Once I rehabbed from surgery (which was in the fall), I applied to run the NYC marathon and then found some friends to do training runs with the following spring. Running turned into something much more than exercise for me at that point. I joined the NYC road runners and signed up for every road race they offered and used those timed races as training runs. I was focused and would wake up and go for a run and then run at the end of the day too. I would throw my sneakers on, put my headphones on, blast music and escape as I tormented my body to see what it was capable of.

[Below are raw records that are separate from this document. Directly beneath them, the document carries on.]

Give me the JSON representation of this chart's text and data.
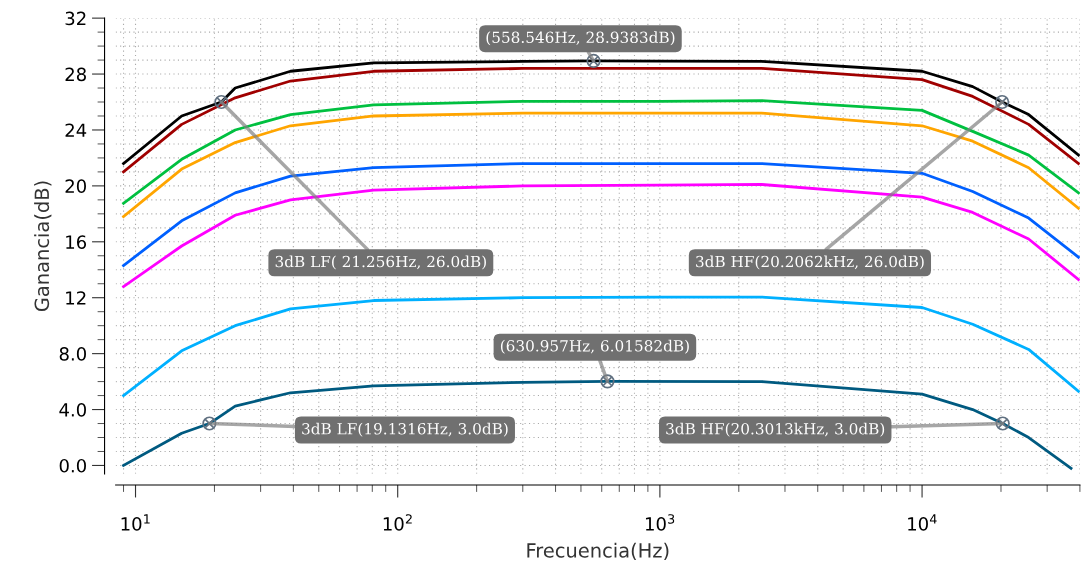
{
  "chart_data": {
    "type": "line",
    "xlabel": "Frecuencia(Hz)",
    "ylabel": "Ganancia(dB)",
    "log": "x",
    "x": [
      9,
      15,
      24,
      39,
      81,
      300,
      1000,
      2450,
      10000,
      15600,
      25500,
      39500
    ],
    "series": [
      {
        "color": "#000000",
        "x": [
          9,
          15,
          21.256,
          24,
          39,
          81,
          300,
          558.546,
          1000,
          2450,
          10000,
          15600,
          20206.2,
          25500,
          39500
        ],
        "values": [
          21.6,
          25.0,
          26.0,
          27.0,
          28.2,
          28.8,
          28.9,
          28.94,
          28.93,
          28.9,
          28.2,
          27.1,
          26.0,
          25.1,
          22.2
        ]
      },
      {
        "color": "#a00000",
        "values": [
          21.0,
          24.4,
          26.3,
          27.5,
          28.2,
          28.4,
          28.4,
          28.4,
          27.6,
          26.4,
          24.4,
          21.6
        ]
      },
      {
        "color": "#00c040",
        "values": [
          18.75,
          21.9,
          24.0,
          25.1,
          25.8,
          26.05,
          26.05,
          26.1,
          25.4,
          23.9,
          22.2,
          19.5
        ]
      },
      {
        "color": "#ffa500",
        "values": [
          17.8,
          21.2,
          23.1,
          24.3,
          25.0,
          25.2,
          25.2,
          25.2,
          24.3,
          23.2,
          21.3,
          18.4
        ]
      },
      {
        "color": "#0060ff",
        "values": [
          14.3,
          17.5,
          19.5,
          20.7,
          21.3,
          21.6,
          21.6,
          21.6,
          20.9,
          19.6,
          17.7,
          14.9
        ]
      },
      {
        "color": "#ff00ff",
        "values": [
          12.8,
          15.7,
          17.9,
          19.0,
          19.7,
          20.0,
          20.05,
          20.1,
          19.2,
          18.1,
          16.2,
          13.3
        ]
      },
      {
        "color": "#00b0ff",
        "values": [
          5.0,
          8.2,
          10.0,
          11.2,
          11.8,
          12.0,
          12.05,
          12.05,
          11.3,
          10.1,
          8.3,
          5.3
        ]
      },
      {
        "color": "#005a80",
        "x": [
          9,
          15,
          19.1316,
          24,
          39,
          81,
          300,
          630.957,
          2450,
          10000,
          15600,
          20301.3,
          25500,
          37000
        ],
        "values": [
          0.0,
          2.3,
          3.0,
          4.25,
          5.2,
          5.7,
          5.95,
          6.01582,
          6.0,
          5.1,
          4.0,
          3.0,
          2.0,
          -0.2
        ]
      }
    ],
    "xlim": [
      8.4,
      40000
    ],
    "ylim": [
      -0.6,
      32
    ],
    "xticks": [
      {
        "value": 10,
        "label": "10$^{1}$"
      },
      {
        "value": 100,
        "label": "10$^{2}$"
      },
      {
        "value": 1000,
        "label": "10$^{3}$"
      },
      {
        "value": 10000,
        "label": "10$^{4}$"
      }
    ],
    "yticks": [
      {
        "value": 0,
        "label": "0.0"
      },
      {
        "value": 4,
        "label": "4.0"
      },
      {
        "value": 8,
        "label": "8.0"
      },
      12,
      16,
      20,
      24,
      28,
      32
    ],
    "grid": true,
    "marker": "none",
    "line_style": "solid",
    "annotations": [
      {
        "text": "(558.546Hz, 28.9383dB)",
        "x": 558.546,
        "y": 28.9383
      },
      {
        "text": "3dB LF( 21.256Hz, 26.0dB)",
        "x": 21.256,
        "y": 26.0
      },
      {
        "text": "3dB HF(20.2062kHz, 26.0dB)",
        "x": 20206.2,
        "y": 26.0
      },
      {
        "text": "(630.957Hz, 6.01582dB)",
        "x": 630.957,
        "y": 6.01582
      },
      {
        "text": "3dB LF(19.1316Hz, 3.0dB)",
        "x": 19.1316,
        "y": 3.0
      },
      {
        "text": "3dB HF(20.3013kHz, 3.0dB)",
        "x": 20301.3,
        "y": 3.0
      }
    ]
  }
}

Someone had told me I was not physically capable of this and so a part of me expected my body to remind me of that, but I was actually reminded that if I set my mind to something, my body would follow if I willed it and treated it right. By November I had shaved minutes off my mile pace, my legs were stronger than ever before, and I was marathon ready with easily 40 other races already under my belt.
There is no feeling like crossing that finish line in a distance road race – the adrenaline rush, the satisfaction of knowing all of your hard work paid off and the reaffirmation that you are in fact still an athlete, even with a ‘bum’ knee and your old age. Flash forward past boxes of race medals, multiple marathon finishes, more half marathon finishes than I can even count and even more 5/10/15K finishes, a move from my beloved NYC running terrain, three kids in 18 months and the real struggle of trying to find time for the old running version of me while working full time and being a mom and wife full time, and my relationship with running has morphed yet again. I now live on the top of a mountain that makes those infamous Harlem Hills seem inconsequential and my post children body and stamina are far different than they were when I was clocking sub-8-minute miles on distance runs. This has been the foundation of my current love/hate relationship with running at the moment.
I am not who I was when I first fell into my deep love of running, but I still find myself craving that post run feel, even if most of my run is spent in frustration at how slow I am now or how much quicker I lose my breath, but I am learning to be gentle on myself. I am learning now that when you let the competitive nature of road race running go and you focus just on the quiet rhythm of your feet hitting the pavement, with every step you can find a peaceful, yet sweaty, calmness in a run. My runs are moments of release for any stress and emotions I’m feeling, as well as a time for solitude, where I can feel and focus on whatever I need to in that moment without any distraction.
Running can be the most humbling and invigorating activity at the same exact time. It can bring you back down to reality and provide an avenue of escape simultaneously and, if you let it, it just might show you how truly mentally strong you are at the exact moment you need to be shown.